Dan yang kedua, karena Perbuatan Pidana dalam konteks Hukum Internasional merujuk pada Hukum Internasional itu sendiri. Artinya, definisi Perbuatan Pidana lahir dari perjanjian-perjanjian yang menyepakati bahwa suatu perbuatan adalah Perbuatan Pidana. Dan, karena semangat geopolitik setelah Perang Dunia II, banyak negara kemudian tergabung menjadi satu organisasi besar, yaitu PBB, yang memberikan legitimasi hukum bagi UN terhadap anggota-anggotanya.

Cairnya suatu perbuatan pidana yang menjadi kasus dalam ICJ membuat pendekatan penyelesaian kasus dilakukan secara keperdataan. Sehingga penjatuhan pidana atas perbuatan pidana terkesan ambigu. Misalnya, Sanction dari UN terhadap negara-negara tertentu, yang landasan pidananya sendiri layak dipertanyakan. Apa sanction semacam embargo ekonomi dapat dikategorikan sebagai akibat perbuatan pidana? Untuk jawabannya, penulis serahkan pada pembaca.

Terlepas dari kritik terhadap Pidana Internasional, pada konsepnya segenap kasus yang memiliki lingkup internasional dapat dibawa ke ranah internasional, sepanjang subjek hukumnya adalah Negara, Organisasi Internasional, Palang Merah Internasional, Tahta Suci Vatikan, Individu, atau Belligerent, dan memiliki unsur asing pada konsep kasusnya.
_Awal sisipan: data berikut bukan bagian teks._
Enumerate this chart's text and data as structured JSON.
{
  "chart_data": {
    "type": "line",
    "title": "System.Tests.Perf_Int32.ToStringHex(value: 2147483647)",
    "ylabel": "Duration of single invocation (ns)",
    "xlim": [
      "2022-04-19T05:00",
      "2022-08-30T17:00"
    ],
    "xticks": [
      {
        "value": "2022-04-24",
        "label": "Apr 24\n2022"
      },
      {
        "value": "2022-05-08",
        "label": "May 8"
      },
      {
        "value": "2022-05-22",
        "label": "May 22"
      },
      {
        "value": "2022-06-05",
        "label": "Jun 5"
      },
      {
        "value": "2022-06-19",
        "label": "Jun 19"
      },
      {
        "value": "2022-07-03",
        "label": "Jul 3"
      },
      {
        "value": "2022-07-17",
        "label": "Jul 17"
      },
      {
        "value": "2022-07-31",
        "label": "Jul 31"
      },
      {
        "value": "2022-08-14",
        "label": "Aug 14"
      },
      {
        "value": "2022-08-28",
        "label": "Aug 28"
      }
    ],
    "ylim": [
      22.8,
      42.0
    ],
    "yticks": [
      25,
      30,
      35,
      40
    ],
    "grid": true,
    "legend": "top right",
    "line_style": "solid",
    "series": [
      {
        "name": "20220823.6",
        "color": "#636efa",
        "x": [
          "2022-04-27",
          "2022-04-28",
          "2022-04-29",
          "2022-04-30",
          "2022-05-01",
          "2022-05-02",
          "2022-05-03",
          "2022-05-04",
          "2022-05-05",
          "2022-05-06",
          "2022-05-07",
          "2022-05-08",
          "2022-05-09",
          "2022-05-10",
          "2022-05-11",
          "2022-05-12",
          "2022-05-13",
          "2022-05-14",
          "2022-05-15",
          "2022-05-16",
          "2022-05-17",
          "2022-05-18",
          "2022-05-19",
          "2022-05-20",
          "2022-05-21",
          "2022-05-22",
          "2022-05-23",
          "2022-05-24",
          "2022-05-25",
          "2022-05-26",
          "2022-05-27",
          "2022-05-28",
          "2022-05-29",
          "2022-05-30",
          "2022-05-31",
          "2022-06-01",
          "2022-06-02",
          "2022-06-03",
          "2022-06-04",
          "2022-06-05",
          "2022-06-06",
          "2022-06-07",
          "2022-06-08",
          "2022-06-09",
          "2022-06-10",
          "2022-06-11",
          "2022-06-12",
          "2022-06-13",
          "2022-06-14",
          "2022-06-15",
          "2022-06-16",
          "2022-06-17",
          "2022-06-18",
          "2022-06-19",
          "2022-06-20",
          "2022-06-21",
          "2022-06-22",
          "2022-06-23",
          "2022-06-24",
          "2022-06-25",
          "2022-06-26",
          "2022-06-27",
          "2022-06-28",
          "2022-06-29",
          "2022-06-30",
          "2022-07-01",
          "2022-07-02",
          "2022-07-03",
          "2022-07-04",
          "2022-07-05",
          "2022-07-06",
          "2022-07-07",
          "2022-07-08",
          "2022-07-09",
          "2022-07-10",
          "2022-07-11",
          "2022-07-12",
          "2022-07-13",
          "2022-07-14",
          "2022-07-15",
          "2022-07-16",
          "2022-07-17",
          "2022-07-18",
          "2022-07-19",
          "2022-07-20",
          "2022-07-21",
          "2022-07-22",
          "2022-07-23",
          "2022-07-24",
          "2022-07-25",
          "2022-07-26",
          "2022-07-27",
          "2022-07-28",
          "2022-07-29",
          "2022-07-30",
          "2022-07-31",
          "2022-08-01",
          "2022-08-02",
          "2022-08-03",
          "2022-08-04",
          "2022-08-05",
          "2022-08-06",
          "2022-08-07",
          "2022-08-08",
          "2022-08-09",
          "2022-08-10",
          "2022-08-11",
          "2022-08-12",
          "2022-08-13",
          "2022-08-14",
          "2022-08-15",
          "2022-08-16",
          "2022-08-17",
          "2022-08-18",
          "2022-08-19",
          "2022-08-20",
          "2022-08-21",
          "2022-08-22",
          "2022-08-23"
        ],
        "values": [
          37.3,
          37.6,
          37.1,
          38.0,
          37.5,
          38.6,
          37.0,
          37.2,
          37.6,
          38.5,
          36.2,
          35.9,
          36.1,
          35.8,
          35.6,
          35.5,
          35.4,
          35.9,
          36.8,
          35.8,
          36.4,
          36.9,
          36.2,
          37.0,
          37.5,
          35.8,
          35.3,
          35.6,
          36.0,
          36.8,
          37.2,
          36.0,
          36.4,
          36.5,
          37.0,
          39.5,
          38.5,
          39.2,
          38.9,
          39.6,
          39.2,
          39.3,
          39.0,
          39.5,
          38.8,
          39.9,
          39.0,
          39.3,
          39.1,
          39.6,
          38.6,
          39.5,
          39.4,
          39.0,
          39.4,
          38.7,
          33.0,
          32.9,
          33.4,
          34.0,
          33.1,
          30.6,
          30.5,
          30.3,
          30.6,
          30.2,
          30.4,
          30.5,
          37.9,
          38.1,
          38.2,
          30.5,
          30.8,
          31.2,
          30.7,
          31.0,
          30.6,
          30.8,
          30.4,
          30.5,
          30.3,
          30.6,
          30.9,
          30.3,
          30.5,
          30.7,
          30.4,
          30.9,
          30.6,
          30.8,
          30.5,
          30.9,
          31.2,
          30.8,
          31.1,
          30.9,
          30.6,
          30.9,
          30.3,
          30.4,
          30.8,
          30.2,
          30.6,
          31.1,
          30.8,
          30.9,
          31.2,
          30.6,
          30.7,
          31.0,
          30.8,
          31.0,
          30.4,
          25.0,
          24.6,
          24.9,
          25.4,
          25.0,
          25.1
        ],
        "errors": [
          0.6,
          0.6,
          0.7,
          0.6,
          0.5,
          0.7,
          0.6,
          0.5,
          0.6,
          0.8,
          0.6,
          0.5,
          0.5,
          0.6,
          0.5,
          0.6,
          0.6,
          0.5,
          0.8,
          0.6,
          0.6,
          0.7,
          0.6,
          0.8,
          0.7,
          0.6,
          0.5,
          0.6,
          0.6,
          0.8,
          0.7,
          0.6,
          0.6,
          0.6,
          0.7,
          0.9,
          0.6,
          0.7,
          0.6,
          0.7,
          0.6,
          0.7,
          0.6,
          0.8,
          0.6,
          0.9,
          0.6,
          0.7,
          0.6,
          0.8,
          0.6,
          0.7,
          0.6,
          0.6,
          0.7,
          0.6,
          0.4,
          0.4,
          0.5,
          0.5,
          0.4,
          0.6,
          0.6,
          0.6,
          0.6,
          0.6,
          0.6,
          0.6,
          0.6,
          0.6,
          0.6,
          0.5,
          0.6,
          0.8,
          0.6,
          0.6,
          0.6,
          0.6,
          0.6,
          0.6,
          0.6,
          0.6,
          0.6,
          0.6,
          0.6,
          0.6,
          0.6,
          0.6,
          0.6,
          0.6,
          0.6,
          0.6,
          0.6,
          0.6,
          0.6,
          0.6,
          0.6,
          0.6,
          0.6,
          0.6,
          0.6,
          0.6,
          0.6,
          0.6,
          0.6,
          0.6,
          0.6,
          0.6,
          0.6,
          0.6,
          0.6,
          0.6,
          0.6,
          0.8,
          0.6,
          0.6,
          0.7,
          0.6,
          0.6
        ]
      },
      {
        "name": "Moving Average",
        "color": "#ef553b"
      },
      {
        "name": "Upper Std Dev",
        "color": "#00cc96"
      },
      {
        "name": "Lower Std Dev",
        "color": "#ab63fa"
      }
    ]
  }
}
Dan dalam mengurus hal tersebut, di luar ICC, dilakukan oleh International Court of Justice.

INTERNATIONAL COURT OF JUSTICE.

Dasar eksistensi ICJ dapat ditemukan dalam Chapter XIV(14) UN Charter article 92 sampai dengan article 96. Pasal-pasal tersebut pada intinya menjadikan lembaga ini sebagai lembaga tertinggi dalam sistem yudikatif Perserikatan Bangsa-Bangsa (UN). Dituangkan, bahwa semua anggota UN juga berada dibawah yuridikasi ICJ, dan negara di luar UN dapat ikut menjadi anggota dengan perjanjian tertentu.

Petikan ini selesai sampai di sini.